High content screening (i.e., automated microscopy and image analysis) is a powerful tool for drug discovery, diagnostics, and biomedical research. Automated measurement of temporal and spatial information about targeted cellular processes can help elucidate important cellular information. For instance, such information can provide important data regarding drug-target interactions in vitro. Another example is the identification of the presence of rare abnormal cells (e.g., metastatic cancer cells) in a tissue or blood. High content screening also offers the potential to enable high-throughput experimentation.
Bulk measurement tools such as plate readers or Western blots have been used in obtaining cellular information but these tools often provide misleading averages of populations and mask behaviors of rare abnormal cells or subpopulations. Microscopy techniques, in contrast, are compatible with living cells, and working with biomolecules in their cellular microenvironment provides more accurate information about individual cell function and molecular mechanisms. Unfortunately, the throughput of manual single-cell microscopy measurements is low. Automation can increase the quantity of measurements and enhance reproducibility by limiting user bias. Current approaches to automation through robotics (used for high content screening) have, however, been cost prohibitive and remain out of reach for point-of-care diagnostics, personalized medicine, and academic use.
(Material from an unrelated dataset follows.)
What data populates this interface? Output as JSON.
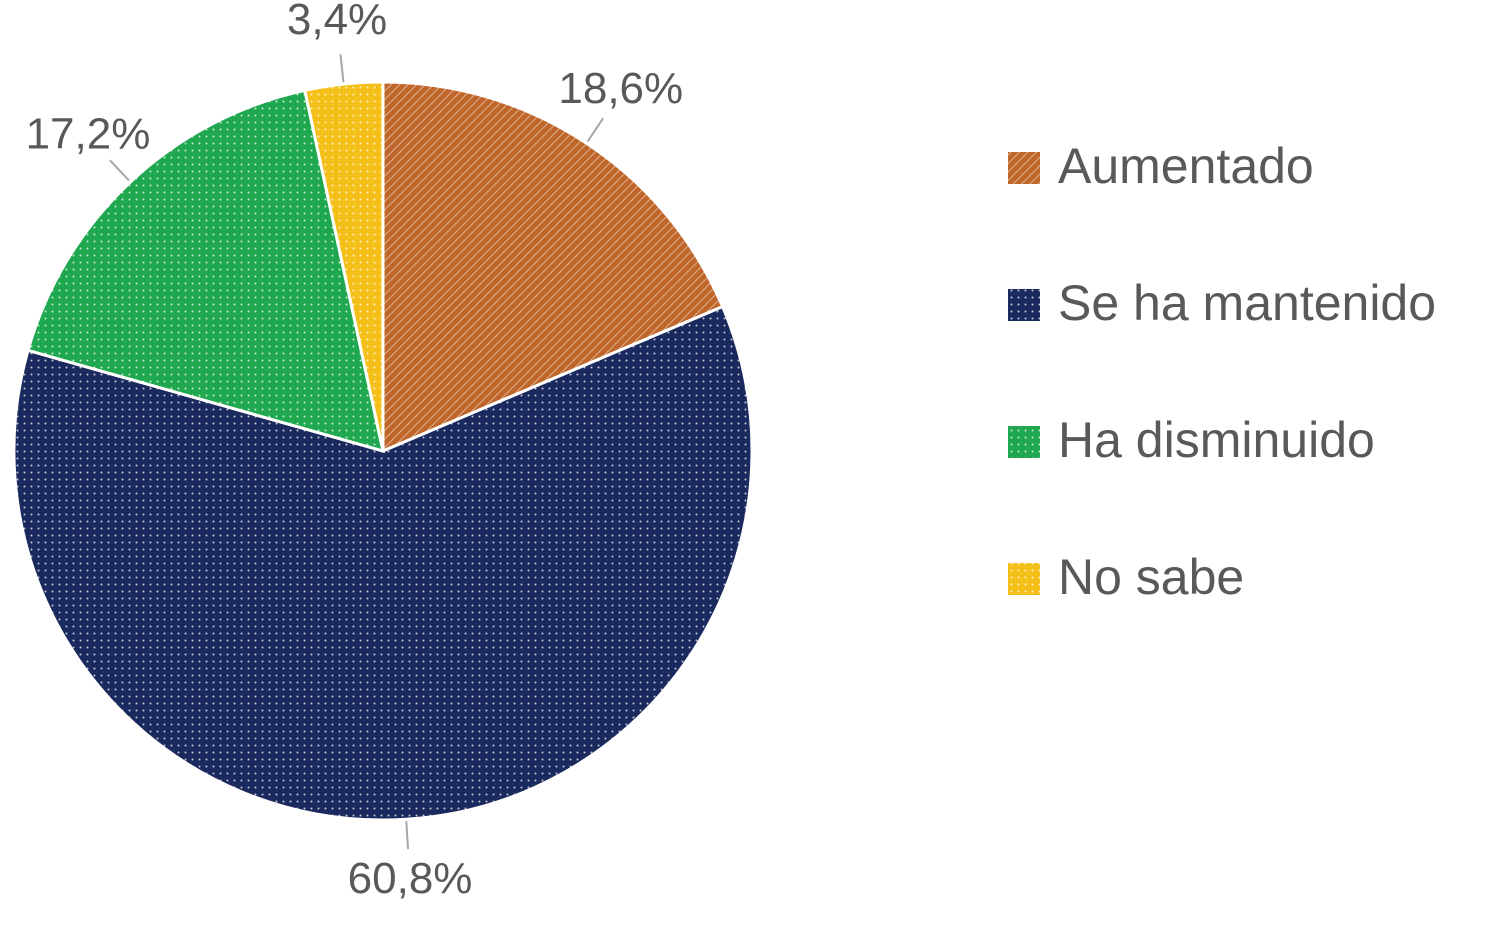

Further, the number of independent parameters that can be measured with these tools can be limited by overlap of fluorescence spectra.
Immunophenotyping, for example identifying T-cell subpopulations, stemness, or circulating cancer cells, often requires the identification of multiple biochemical parameters. Moreover, dynamic processes such as drug permeability through a cell monolayer may be best characterized by a temporal parameter.
While there is much effort toward expanding the capabilities of the scanning optical microscopes and other currently used cytometric methods, such as flow cytometry, several other tools and techniques are being developed which aim to bring down cost and expand access through miniaturization and simplification. For instance, high-throughput, parallel fluorescence detection has been achieved by an integrated zone-plate array. See Schonbrun et al., High-throughput fluorescence detection using an integrated zone-plate array, Lab Chip, 10, 852-856 (2010). As another example, fiber-optic array scanning technology has been developed that can scan substrates 500 times faster than conventional scanning microscopy. See Hsieh et al., High speed detection of circulating tumor cells, Biosensors and Bioelectronics, 21 1893-99 (2006). Yet another alternative to mechanical scanning lens-based systems that has been developed is the wide field-of-view lens-free fluorescent imaging of micro-objects or labeled cells. See Coskun et al., Wide field-of-view lens-free fluorescent imaging on a chip, Lab Chip, 10, 824-827 (2010). This compact technology has achieved ˜10 μm spatial resolution over an 8-cm2 field-of-view with a single image. While some of these techniques are well equipped to identify rare, single-cell events, however, positive and negative identifications may require a composite overlay of several signals demonstrating co-localization and some of these techniques are currently limited to a single wavelength.
Thus, while powerful imaging instruments have been developed, these have been limited by the overlap of fluorescent emission spectra or the devices are limited to a single wavelength. There remains a need for a method and system that is able to identify co-localized parameters in a manner that is not limited by spectral overlap.